There are very good articles on AWS to build reporting platform. I won’t be repeating them here.
Ref: https://docs.aws.amazon.com/lake-formation/latest/dg/what-is-lake-formation.html
Situation
Our current ‘very expensive’ platform had limited flexibility and required subject matter expertise on the platform to build reporting.
Task
We were in search of new reporting and analytics platform. The platform was supposed to be highly flexible and scalable, cost effective, easy to develop and use data visualization.
Action
I zeroed on AWS Quicksight given its cost model (Enterprise), flexibility and SPICE capacity approach was rightly mapping to our requirements.
Challenges:
- ETL from various data sources
One of the main challenge was to build the data lake using the data coming from on-premise data sources (such as SQL Server, Mainframe, Oracle DB, file systems, application APIs etc.) and external data sources (such as Workday, Azure SQL, Jira etc.)
I chose Apache Airflow as an ETL orchestration platform.

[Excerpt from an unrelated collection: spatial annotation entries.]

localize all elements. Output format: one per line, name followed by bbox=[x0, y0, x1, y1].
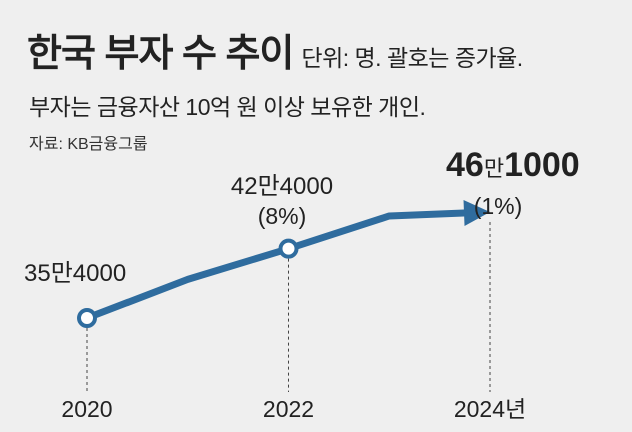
unit-note: 단위: 명. 괄호는 증가율. bbox=[301, 45, 523, 71]
value-label-2022: 42만4000 bbox=[231, 173, 333, 200]
x-tick-label-0: 2020 bbox=[61, 396, 112, 422]
value-label-2020: 35만4000 bbox=[24, 260, 126, 287]
change-label-2022: (8%) bbox=[258, 203, 307, 229]
series-arrowhead bbox=[463, 200, 490, 227]
chart-title: 한국 부자 수 추이 bbox=[27, 33, 294, 75]
chart-subtitle: 부자는 금융자산 10억 원 이상 보유한 개인. bbox=[29, 94, 426, 120]
data-point-2020 bbox=[77, 308, 97, 329]
data-point-2022 bbox=[278, 238, 299, 259]
x-tick-label-2: 2024년 bbox=[454, 396, 526, 422]
title-row: 한국 부자 수 추이 단위: 명. 괄호는 증가율. bbox=[27, 22, 523, 77]
change-label-2024: (1%) bbox=[474, 193, 523, 219]
value-label-2024: 46만1000 bbox=[446, 146, 580, 184]
source-note: 자료: KB금융그룹 bbox=[29, 136, 148, 153]
x-tick-label-1: 2022 bbox=[263, 396, 314, 422]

Mainly because we were already building ETL jobs in python and Airflow is super easy to maintain.
2. Converting CSV to parquet was ideal scenario since we were going to use Athena for querying the data lake (we started with direct ingestion of CSVs in QS SPICE, but it quickly became unmanageable)
We separated data lake ingestion from generating Parquet formatted files (used for Athena queries). This was done mainly because the CSV files in S3 were shared with other applications in our Data lake eco-system.
I have configured Lambda trigger to S3 for converting CSV files to Parquet and place them in a separate S3 bucket used for Reporting and analytics
Why not Glue Jobs?
Glue jobs basically do a transformation from CSV based table to Parquet. I don’t wanted to create CSV tables
Glue Jobs need to be added into Glue Workflow for trigger, where it has limit as how many jobs we can trigger for an event. This was a limitation as with Lambda we should create Parquets as they arrived.
Glue Jobs when converted from CSV to Parquet, doesn’t do a good job with replacing existing Parquet files thus corrupting the dataset.